5. Overlap with classical AIH histology — diagnostic and causal complexities
Many biopsies meet histological criteria used to diagnose AIH (interface hepatitis, plasma cells, rosette formation), and several patients had elevated IgG and positive autoantibodies, producing clinical‑pathologic profiles indistinguishable from idiopathic AIH in the short term [10] [11]. Authors and reviewers caution that biopsy alone cannot prove causality between vaccination and AIH; patterns overlap with DILI and infectious or idiopathic AIH, and some cases may be flare‑ups of pre‑existing disease [12].
6. Clinical course tied to histology but not uniform — most improve on steroids
The clinical reports show that many patients with AIH‑pattern biopsies responded to corticosteroids and had benign courses, though a minority were immunosuppression‑dependent or required prolonged therapy [9] [1]. The literature emphasizes heterogeneity: some cases are short‑lived and steroid‑responsive, while others show features (e.g., centrilobular necrosis, pan‑lobular inflammation) associated with severe acute injury [3] [2].
7. Limits of current reporting and potential agendas in interpretation
Available case series and reviews are based on selected reports, without population‑level denominators, and include both mRNA and non‑mRNA vaccines; authors differ on whether these represent true vaccine triggers or coincidental AIH detection.

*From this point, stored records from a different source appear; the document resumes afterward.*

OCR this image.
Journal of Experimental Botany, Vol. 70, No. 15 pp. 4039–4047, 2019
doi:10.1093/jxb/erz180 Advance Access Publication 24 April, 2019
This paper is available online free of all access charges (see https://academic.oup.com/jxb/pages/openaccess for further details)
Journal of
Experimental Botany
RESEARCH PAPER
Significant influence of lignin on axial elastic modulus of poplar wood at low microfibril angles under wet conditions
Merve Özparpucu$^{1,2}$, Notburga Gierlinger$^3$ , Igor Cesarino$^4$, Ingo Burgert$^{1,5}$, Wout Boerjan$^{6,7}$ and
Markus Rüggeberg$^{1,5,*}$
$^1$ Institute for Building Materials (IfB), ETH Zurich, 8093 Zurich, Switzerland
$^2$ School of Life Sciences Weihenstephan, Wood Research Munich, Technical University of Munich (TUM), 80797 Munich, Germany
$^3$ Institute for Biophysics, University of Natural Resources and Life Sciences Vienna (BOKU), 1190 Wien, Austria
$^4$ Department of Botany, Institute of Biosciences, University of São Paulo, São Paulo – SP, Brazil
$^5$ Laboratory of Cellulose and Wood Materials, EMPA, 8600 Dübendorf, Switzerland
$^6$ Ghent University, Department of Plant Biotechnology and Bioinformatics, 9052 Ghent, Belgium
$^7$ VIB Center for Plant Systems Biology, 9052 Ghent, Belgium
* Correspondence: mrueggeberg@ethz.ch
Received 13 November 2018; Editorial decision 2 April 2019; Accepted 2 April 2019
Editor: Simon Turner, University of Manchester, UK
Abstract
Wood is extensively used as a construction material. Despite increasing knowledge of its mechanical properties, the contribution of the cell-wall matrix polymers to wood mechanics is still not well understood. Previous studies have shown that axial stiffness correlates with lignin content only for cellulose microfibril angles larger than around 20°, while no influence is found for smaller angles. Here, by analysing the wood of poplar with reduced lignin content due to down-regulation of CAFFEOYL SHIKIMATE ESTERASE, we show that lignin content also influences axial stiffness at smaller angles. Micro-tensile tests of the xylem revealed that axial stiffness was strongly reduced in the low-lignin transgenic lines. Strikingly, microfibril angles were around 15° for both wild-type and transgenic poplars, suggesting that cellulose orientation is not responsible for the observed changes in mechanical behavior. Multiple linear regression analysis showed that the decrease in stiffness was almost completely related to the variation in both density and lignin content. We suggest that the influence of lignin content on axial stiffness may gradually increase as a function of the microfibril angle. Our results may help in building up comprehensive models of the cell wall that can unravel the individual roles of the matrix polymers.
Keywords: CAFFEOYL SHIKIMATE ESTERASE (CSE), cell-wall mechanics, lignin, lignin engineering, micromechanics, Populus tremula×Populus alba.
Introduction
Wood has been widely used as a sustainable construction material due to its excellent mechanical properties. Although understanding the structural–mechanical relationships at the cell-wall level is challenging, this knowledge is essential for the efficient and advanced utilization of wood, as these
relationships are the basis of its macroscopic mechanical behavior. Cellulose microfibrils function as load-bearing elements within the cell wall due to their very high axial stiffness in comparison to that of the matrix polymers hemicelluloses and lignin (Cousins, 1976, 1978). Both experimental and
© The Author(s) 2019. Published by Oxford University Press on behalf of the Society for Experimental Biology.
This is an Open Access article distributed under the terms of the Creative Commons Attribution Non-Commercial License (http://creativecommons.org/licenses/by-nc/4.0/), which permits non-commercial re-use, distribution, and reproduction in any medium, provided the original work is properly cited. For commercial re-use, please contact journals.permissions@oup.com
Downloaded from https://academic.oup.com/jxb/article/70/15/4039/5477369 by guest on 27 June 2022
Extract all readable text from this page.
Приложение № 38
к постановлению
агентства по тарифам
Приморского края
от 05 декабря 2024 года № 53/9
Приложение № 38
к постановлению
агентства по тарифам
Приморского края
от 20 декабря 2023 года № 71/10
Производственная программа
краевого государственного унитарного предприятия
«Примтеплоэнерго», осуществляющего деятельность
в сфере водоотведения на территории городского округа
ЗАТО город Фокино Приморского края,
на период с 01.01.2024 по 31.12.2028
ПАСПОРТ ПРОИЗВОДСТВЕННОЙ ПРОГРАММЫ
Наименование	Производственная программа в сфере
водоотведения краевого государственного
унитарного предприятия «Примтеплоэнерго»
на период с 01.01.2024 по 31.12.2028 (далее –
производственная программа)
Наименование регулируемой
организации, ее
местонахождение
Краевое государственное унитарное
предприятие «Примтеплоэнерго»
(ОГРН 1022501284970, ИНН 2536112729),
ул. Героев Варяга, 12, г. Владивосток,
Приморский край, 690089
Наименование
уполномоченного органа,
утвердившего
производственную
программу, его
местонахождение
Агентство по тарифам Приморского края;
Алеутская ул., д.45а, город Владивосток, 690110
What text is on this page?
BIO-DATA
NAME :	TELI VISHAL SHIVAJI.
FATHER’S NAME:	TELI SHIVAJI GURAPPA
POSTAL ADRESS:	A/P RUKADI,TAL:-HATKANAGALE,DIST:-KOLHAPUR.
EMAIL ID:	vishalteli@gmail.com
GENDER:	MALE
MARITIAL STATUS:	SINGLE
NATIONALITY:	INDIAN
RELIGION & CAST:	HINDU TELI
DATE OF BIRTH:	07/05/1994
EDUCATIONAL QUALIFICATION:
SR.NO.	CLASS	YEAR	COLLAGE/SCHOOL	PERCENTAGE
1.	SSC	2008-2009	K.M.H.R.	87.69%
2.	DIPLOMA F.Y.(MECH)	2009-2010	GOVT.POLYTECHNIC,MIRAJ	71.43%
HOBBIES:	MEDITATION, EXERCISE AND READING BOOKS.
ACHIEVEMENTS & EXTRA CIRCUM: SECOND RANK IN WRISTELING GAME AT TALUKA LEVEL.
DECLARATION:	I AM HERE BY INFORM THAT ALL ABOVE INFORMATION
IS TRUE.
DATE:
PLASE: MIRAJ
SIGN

Mechanistic papers arguing for spike‑driven CD8 responses suggest a distinct entity, while others note eosinophils and DILI‑like features that complicate attribution [9] [7] [4]. Systematic analyses rely on small numbers and heterogeneous reporting [1].
8. Practical takeaway for clinicians and patients
When autoimmune‑like hepatitis occurs after COVID‑19 vaccination, liver biopsy commonly shows interface hepatitis with lymphoplasmacytic/plasma‑cell infiltrates, often with lobular necrosis and sometimes eosinophils; selected biopsies demonstrate CD8‑predominant, spike‑specific responses [1] [4] [2]. Current literature does not settle causality; clinicians should combine histology with serology, timing, medication history and response to immunosuppression when deciding management [12].
Limitations: these conclusions derive from case reports, small series and mechanistic studies collated in reviews; large epidemiologic studies and systematic immunopathology across unselected cohorts are not represented in the cited material (available sources do not mention large population‑level biopsy series).